As news of McMaster’s letter to DHEC spread Friday, state Sen. Marlon Kimpson, D-Charleston, pushed back against the governor’s directive and told health officials to ignore it.

“As a member of Medical Affairs, I support @POTUS efforts to increase the vaccinations,” Kimpson tweeted. “ I instruct @scdhec to ignore @henrymcmaster’s directive as we ignored his vetoes.”

In a statement Friday afternoon, DHEC Director Edward Simmer said the agency had not and would not conduct unsolicited door-to-door visits as part of its vaccination outreach efforts.

The agency does provide in-home vaccinations to homebound residents, he said, but only at the vaccine recipients’ request.

Simmer strongly encouraged South Carolinians to get COVID-19 shots and said vaccination was “our best hope” for ending the pandemic, but noted that doing so is a personal choice.

A DHEC spokesman did not immediately say whether the agency planned to formally adopt McMaster’s directive or what impact it believed doing so would have on South Carolina’s flagging vaccination rates.

The state already has one of the lowest vaccination rates in the country, with just 43% of eligible residents fully vaccinated, and health officials have been sounding the alarm that a coronavirus outbreak could be on the horizon if more people don’t start rolling up their sleeves.

Earlier this week, DHEC released the preliminary results of a statewide analysis that found more than 94% of new COVID-19 cases were diagnosed in unvaccinated people, and that no one who had been fully vaccinated had died of coronavirus complications over the two-week period the agency sampled.

“The overwhelming majority of people who are continuing to get COVID-19 and who are getting hospitalized and dying from this disease are those who are not fully vaccinated,” assistant state epidemiologist Jane Kelly said Wednesday. “I can’t think of a more impactful point to make that would encourage someone who hasn’t yet received their shots to do so right away.”

While DHEC said it does not engage in any door-to-door vaccine promotion efforts, either directly or indirectly, community groups in the state have used targeted door-knocking as a strategy to increase uptake since the early days of the vaccine rollout.

Earlier this year, groups of volunteers walked the streets in some of Columbia’s historically underserved neighborhoods knocking on doors to encourage vaccinations and assist elderly residents with scheduling appointments.

The volunteer group, whose members called themselves the Vaccine Chasers, partnered with Providence Health to book vaccination appointments for more than 1,000 Columbia residents over a roughly six-week span with encouragement from city officials.

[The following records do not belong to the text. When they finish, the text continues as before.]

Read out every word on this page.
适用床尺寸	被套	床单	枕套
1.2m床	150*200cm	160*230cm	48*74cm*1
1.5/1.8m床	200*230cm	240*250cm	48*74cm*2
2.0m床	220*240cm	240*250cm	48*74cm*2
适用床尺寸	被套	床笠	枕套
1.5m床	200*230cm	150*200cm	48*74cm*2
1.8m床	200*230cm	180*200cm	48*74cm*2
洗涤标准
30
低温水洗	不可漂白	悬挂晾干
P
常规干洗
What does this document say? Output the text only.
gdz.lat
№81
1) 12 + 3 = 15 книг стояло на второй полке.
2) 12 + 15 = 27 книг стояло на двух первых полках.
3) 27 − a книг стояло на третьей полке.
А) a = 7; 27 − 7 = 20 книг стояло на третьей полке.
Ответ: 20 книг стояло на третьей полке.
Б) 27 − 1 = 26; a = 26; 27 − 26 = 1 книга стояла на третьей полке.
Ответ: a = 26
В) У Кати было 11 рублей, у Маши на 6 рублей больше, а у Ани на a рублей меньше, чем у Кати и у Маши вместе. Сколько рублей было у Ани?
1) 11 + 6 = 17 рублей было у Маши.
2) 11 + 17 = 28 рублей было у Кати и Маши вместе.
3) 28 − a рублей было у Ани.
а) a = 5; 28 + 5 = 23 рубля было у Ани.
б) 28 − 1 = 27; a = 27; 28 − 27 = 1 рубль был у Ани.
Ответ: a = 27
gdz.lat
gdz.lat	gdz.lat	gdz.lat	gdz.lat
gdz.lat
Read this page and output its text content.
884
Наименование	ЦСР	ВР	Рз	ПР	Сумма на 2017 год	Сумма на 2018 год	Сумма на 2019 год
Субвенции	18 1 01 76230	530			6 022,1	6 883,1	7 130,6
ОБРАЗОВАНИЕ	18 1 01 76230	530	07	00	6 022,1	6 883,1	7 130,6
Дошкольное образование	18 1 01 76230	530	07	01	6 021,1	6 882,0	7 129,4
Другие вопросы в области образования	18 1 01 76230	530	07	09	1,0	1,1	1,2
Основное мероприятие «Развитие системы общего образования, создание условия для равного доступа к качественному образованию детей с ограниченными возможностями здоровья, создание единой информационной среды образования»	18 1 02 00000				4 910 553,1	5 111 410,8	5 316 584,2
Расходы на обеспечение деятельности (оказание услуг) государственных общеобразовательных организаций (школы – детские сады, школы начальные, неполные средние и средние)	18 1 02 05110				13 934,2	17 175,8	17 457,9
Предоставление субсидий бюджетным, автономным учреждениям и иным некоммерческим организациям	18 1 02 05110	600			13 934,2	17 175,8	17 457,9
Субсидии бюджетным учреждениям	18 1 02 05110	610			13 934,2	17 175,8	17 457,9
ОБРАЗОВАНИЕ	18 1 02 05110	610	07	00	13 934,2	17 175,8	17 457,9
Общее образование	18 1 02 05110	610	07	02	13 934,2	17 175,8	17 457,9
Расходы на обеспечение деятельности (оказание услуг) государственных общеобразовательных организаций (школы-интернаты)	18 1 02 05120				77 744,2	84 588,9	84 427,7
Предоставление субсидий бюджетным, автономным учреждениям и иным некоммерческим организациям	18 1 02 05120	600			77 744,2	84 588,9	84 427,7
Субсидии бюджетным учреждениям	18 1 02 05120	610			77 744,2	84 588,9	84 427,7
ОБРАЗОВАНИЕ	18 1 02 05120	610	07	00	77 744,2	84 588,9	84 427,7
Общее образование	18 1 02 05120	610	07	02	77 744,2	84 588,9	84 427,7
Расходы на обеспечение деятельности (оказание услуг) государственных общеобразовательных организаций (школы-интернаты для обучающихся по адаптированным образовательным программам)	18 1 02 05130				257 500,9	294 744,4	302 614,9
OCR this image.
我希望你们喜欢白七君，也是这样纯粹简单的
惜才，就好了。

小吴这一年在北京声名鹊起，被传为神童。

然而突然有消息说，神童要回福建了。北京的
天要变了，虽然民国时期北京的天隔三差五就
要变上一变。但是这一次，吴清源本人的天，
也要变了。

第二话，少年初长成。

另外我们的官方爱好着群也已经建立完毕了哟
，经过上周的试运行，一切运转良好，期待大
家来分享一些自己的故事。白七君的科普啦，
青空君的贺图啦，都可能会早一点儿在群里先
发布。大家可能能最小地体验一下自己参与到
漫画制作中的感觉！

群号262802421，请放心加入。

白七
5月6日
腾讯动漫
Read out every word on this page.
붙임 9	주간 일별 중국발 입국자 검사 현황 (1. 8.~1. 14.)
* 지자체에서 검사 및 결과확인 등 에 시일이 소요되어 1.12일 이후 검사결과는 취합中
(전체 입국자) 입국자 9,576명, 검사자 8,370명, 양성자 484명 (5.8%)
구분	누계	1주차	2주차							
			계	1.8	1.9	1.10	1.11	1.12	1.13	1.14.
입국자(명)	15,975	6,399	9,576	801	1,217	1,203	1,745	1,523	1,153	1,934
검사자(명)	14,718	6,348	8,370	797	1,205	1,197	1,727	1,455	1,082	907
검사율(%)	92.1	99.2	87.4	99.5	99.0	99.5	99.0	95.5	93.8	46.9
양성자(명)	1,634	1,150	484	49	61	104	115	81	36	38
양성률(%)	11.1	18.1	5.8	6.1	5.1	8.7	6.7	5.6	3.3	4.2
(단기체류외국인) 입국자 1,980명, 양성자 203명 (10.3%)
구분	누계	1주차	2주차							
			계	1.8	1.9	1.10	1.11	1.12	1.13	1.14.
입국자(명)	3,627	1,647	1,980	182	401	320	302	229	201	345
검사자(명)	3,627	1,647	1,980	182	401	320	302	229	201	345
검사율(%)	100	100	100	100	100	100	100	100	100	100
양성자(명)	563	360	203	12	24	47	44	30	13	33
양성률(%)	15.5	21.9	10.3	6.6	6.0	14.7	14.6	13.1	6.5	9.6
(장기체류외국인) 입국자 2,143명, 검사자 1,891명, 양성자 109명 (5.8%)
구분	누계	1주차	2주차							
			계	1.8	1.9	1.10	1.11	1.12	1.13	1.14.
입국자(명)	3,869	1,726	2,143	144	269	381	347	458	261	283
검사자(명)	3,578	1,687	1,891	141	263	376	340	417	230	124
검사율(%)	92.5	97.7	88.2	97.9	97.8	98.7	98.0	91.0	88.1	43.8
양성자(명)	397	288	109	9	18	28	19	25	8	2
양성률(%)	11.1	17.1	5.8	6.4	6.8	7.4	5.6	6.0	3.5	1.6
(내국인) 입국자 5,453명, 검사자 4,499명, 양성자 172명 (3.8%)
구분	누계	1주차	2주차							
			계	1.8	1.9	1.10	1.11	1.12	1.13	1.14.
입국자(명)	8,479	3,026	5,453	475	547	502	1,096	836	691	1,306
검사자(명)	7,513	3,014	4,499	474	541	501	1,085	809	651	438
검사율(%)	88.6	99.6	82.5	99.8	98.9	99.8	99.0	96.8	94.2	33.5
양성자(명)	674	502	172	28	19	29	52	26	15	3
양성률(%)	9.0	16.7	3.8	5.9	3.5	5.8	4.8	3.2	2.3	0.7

If DHEC were to adopt the governor’s directive outlawing door-to-door vaccination drives, such an arrangement would be prohibited due to Providence’s involvement, McMaster spokesman Brian Symmes said.

Symmes said Friday that while the governor has no authority over private volunteer efforts to promote vaccination, he does not support state or local health care providers getting involved in door-knocking campaigns.

The governor takes no issue with DHEC or state and local health organizations providing ample access to the vaccine, including through mobile health clinics at parks or community centers, but draws the line at knocking on residents’ doors, Symmes said.

The governor’s opposition to door-knocking for vaccinations comes on the heels of statements by Missouri Gov. Mike Parson, who on Wednesday tweeted that sending federal government workers door-to-door to compel vaccinations would not be welcome in Missouri. Both McMaster and Parson are Republicans.